In short, strategy without pain is just cosplay. And it seems Brewdog had been playing punk cosplay for years. The brand kept the rebellious language long after it stopped making rebellious decisions.

It’s worth contrasting that disconnect between Brewdog’s self-image and its decision-making realities with another business that has been in the news recently: Anthropic.

Anthropic used its Super Bowl airtime to make a simple, unusually constraining promise: Claude, its flagship large language model, would remain ad-free. Ad funding is one of the biggest levers available to platforms at scale. Publicly renouncing it was a choice that removed an entire future revenue lane for Anthropic.

Then came a second kind of constraint. Anthropic placed restrictions on certain US military and intelligence uses of its models (around autonomous weapons systems and mass surveillance).

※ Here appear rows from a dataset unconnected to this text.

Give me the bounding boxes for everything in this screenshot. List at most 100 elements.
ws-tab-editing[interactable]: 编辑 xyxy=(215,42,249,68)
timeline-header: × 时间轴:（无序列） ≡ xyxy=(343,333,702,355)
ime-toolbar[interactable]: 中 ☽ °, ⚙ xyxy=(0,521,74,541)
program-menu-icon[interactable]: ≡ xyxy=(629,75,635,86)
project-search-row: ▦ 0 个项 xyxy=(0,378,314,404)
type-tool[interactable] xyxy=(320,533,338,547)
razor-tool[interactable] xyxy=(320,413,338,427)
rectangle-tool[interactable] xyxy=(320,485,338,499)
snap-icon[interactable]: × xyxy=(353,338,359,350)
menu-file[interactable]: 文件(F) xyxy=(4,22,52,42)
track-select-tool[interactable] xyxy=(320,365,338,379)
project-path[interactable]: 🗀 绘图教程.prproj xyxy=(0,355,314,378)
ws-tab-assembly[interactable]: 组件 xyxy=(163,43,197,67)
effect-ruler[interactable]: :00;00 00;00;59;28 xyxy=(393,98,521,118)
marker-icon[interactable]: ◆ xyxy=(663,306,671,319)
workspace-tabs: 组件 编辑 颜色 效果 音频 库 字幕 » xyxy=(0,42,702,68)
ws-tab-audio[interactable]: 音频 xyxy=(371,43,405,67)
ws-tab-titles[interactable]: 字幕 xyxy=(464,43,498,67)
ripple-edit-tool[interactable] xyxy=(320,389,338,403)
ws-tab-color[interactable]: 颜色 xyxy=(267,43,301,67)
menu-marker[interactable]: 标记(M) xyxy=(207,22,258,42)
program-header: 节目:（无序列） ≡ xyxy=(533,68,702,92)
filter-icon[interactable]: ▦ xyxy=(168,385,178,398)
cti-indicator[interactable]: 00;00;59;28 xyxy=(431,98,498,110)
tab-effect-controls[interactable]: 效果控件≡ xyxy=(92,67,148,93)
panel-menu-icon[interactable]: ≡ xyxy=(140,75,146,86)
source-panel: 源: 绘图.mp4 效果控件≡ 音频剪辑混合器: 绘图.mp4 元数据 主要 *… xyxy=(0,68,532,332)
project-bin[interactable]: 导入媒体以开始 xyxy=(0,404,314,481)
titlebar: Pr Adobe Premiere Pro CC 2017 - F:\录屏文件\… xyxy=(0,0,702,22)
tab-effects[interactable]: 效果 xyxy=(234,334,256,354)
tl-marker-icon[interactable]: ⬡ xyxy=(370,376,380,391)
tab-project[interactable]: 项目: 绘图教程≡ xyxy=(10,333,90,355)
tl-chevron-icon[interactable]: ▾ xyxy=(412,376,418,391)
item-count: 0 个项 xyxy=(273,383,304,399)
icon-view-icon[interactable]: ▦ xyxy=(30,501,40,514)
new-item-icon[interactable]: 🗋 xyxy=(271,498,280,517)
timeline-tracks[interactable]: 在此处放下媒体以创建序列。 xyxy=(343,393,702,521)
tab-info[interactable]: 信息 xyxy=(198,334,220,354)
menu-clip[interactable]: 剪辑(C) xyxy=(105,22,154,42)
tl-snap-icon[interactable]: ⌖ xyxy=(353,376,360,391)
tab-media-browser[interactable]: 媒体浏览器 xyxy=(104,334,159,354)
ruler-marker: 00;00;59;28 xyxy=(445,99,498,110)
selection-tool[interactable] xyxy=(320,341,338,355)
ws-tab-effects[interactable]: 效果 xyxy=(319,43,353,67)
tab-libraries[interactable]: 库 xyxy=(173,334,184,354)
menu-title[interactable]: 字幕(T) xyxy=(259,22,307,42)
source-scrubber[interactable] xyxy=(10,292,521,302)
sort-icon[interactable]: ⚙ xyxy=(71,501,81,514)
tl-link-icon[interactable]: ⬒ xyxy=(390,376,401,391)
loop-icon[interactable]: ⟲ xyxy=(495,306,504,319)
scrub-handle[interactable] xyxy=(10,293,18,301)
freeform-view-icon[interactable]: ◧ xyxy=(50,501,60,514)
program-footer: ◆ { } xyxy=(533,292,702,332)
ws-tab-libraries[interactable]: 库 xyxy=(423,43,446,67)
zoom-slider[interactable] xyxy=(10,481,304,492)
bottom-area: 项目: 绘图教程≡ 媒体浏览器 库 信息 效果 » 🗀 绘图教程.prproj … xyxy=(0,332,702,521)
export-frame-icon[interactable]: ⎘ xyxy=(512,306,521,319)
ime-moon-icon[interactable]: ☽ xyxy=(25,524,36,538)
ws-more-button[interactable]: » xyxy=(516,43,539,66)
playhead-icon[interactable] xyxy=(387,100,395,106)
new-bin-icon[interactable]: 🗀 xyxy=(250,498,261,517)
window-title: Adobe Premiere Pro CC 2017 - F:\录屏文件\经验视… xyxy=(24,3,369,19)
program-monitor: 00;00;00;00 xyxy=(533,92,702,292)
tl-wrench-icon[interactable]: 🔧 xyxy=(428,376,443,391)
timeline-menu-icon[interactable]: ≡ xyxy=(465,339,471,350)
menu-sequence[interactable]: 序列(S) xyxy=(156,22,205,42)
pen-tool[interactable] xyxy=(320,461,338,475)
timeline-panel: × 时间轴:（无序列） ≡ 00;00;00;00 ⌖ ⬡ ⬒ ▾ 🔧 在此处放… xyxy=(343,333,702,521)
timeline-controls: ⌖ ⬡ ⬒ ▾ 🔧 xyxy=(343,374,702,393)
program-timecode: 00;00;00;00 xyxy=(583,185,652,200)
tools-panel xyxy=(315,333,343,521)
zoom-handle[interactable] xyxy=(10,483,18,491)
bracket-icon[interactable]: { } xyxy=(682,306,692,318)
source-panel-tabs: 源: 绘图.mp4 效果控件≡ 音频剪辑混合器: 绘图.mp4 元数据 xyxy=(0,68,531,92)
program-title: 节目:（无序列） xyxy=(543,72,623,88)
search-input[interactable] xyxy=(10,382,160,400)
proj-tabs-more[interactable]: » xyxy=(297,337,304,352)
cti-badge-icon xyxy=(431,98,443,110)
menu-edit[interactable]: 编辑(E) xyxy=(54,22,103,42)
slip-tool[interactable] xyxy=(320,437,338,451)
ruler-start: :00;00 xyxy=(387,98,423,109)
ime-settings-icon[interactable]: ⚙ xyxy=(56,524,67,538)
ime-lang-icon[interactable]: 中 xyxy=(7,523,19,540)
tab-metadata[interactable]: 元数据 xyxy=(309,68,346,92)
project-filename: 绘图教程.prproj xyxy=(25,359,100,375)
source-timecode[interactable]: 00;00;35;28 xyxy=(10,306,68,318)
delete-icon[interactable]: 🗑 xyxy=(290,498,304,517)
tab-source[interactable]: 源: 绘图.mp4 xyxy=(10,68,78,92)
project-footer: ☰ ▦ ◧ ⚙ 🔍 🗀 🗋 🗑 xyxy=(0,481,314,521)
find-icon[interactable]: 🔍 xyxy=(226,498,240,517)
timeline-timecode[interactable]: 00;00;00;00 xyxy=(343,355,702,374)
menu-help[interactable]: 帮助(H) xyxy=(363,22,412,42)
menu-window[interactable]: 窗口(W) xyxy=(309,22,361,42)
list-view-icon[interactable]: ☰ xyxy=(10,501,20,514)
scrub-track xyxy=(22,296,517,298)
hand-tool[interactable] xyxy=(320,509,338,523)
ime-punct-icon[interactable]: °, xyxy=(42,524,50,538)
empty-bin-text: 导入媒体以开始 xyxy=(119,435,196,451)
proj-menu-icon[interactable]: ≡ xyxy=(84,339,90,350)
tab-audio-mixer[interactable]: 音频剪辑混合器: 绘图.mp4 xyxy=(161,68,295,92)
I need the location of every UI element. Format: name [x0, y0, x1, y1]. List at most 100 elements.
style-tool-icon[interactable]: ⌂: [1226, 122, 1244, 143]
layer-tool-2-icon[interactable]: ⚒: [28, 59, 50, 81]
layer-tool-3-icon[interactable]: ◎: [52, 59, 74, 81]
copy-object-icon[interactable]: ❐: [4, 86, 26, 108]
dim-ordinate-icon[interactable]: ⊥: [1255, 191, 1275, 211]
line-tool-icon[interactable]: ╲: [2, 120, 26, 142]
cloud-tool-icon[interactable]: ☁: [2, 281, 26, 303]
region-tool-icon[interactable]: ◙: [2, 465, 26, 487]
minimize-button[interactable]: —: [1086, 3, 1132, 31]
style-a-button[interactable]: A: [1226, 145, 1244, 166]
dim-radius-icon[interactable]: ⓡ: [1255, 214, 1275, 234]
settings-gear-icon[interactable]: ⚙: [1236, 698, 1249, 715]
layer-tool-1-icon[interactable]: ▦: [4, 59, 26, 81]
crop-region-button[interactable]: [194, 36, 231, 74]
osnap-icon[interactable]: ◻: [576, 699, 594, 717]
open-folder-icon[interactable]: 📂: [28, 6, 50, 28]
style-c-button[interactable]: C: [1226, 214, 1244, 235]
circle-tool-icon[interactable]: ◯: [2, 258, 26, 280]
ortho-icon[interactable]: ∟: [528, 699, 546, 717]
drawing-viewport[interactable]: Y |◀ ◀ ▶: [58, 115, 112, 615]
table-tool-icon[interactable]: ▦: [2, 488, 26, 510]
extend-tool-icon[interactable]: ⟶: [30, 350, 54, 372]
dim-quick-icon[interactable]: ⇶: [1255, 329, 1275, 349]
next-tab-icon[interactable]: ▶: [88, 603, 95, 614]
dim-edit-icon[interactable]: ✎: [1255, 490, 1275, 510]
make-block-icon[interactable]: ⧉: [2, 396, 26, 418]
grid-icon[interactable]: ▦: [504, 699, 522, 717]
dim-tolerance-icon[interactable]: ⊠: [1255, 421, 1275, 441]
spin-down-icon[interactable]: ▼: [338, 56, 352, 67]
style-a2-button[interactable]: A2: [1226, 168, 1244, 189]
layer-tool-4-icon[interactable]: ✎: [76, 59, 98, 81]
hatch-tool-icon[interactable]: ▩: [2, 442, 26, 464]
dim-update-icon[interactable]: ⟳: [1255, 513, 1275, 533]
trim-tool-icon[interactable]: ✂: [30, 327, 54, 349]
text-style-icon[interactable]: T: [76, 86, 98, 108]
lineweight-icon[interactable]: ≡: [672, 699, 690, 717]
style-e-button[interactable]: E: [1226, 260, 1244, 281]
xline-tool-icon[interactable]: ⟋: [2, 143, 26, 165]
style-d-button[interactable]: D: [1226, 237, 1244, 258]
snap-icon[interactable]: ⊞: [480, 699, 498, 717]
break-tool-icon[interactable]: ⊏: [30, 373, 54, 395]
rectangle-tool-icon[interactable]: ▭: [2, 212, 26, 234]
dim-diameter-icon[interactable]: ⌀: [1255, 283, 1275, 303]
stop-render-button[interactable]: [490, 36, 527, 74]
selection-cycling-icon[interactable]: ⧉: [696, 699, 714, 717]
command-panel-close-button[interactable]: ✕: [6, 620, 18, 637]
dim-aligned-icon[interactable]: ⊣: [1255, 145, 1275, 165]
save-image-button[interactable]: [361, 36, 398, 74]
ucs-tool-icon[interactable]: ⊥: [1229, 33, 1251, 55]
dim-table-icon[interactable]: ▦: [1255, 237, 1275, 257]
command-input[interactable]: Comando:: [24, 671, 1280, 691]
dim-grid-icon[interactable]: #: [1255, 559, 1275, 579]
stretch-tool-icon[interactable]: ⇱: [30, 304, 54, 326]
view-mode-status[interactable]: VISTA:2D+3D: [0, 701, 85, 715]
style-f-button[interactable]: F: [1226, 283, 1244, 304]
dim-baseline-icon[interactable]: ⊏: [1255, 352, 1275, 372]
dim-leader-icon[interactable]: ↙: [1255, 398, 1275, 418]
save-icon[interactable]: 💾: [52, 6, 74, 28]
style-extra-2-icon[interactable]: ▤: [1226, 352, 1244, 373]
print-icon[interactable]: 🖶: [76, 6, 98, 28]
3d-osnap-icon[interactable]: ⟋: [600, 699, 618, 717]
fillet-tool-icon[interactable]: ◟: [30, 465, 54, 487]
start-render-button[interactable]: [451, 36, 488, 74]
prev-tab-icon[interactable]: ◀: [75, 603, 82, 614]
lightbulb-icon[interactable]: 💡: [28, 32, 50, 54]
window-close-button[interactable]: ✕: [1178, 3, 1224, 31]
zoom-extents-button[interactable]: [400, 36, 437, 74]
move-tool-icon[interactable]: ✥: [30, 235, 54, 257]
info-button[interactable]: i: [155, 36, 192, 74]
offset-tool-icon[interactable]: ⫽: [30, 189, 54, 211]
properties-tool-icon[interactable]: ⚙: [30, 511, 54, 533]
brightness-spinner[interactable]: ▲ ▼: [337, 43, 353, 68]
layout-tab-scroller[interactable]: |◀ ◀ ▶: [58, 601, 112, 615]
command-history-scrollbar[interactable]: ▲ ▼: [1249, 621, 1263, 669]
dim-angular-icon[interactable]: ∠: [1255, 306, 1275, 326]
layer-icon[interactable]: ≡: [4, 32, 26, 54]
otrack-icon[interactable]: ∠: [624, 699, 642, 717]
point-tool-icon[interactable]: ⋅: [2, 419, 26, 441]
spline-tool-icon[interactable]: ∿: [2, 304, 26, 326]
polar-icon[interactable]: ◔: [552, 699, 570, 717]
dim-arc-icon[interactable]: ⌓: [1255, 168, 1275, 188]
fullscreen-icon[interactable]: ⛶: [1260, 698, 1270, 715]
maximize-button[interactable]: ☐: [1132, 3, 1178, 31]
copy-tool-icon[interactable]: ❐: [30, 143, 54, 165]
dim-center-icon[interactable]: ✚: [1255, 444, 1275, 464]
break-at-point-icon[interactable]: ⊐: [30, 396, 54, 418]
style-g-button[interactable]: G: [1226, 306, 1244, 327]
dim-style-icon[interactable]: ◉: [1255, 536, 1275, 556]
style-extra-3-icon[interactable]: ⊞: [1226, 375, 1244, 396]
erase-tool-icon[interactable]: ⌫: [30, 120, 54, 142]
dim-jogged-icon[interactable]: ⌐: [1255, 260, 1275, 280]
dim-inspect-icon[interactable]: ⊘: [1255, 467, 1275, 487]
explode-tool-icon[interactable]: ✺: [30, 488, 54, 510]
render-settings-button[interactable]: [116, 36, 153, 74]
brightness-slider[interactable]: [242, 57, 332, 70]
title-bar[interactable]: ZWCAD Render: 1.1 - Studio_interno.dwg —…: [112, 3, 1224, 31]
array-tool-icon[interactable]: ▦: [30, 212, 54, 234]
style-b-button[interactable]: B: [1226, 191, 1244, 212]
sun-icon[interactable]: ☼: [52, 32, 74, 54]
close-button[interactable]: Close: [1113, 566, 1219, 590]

Its stance has led to serious pushback from the Pentagon and the prospect of losing government work worth hundreds of millions of dollars.

Whatever your view on the underlying politics, the brand signals are unmistakeable: this is a company willing to renounce enormous potential revenues and disappoint a powerful customer in order to preserve its boundaries and beliefs.

Anthropic Superbowl spots: Promised never to use ads

Add in Anthropic’s public Responsible Scaling Policy, an explicit commitment to guardrails that could slow down the deployment of new features and capabilities, and a clear pattern emerges. This is a business that doesn’t take the easy path. Far from maximising optionality, its recent decisions actively limit it, making choices that cost something: speed, revenue, distribution and scale. And that’s why they work as brand signals.

Claude’s “space to think” positioning isn’t being built in the marketing department alone. It’s being built, or at least being made credible, by executive decisions that constrain what the business will do, who it will sell to and how it will grow.

One of the great joys of co-founding Four Pillars Gin in 2013 was realising I no longer had to lobby to be in the room where the real decisions were made. Alongside my co-founders Stu and Cam, we were the room. If it mattered, we wrestled with it: product, operations, finance, investment, people, culture, safety, supply chain, design and storytelling. We drew no line between “business decisions” and “brand decisions” because there isn’t a line. We recognised that customers experience the whole system, so every decision was, in part, a brand decision.

As an industry, we keep talking about brand as if it lives and belongs in marketing. It doesn’t. Marketing can define a brand, articulate it, amplify it externally and advocate for it internally. But the brand itself is forged elsewhere; shaped by choices, trade-offs, products, priorities and (at times) pain.

The market will happily ignore your brand manifesto. It won’t ignore your redundancies, your term sheets, your pricing decisions or your product compromises. Sooner or later, every brand meets the reality of the decisions the business makes. And, when it comes to those decisions, the priority for me is the same as it was for Aaron Burr in the musical Hamilton, “I wanna be in the room where it happens”.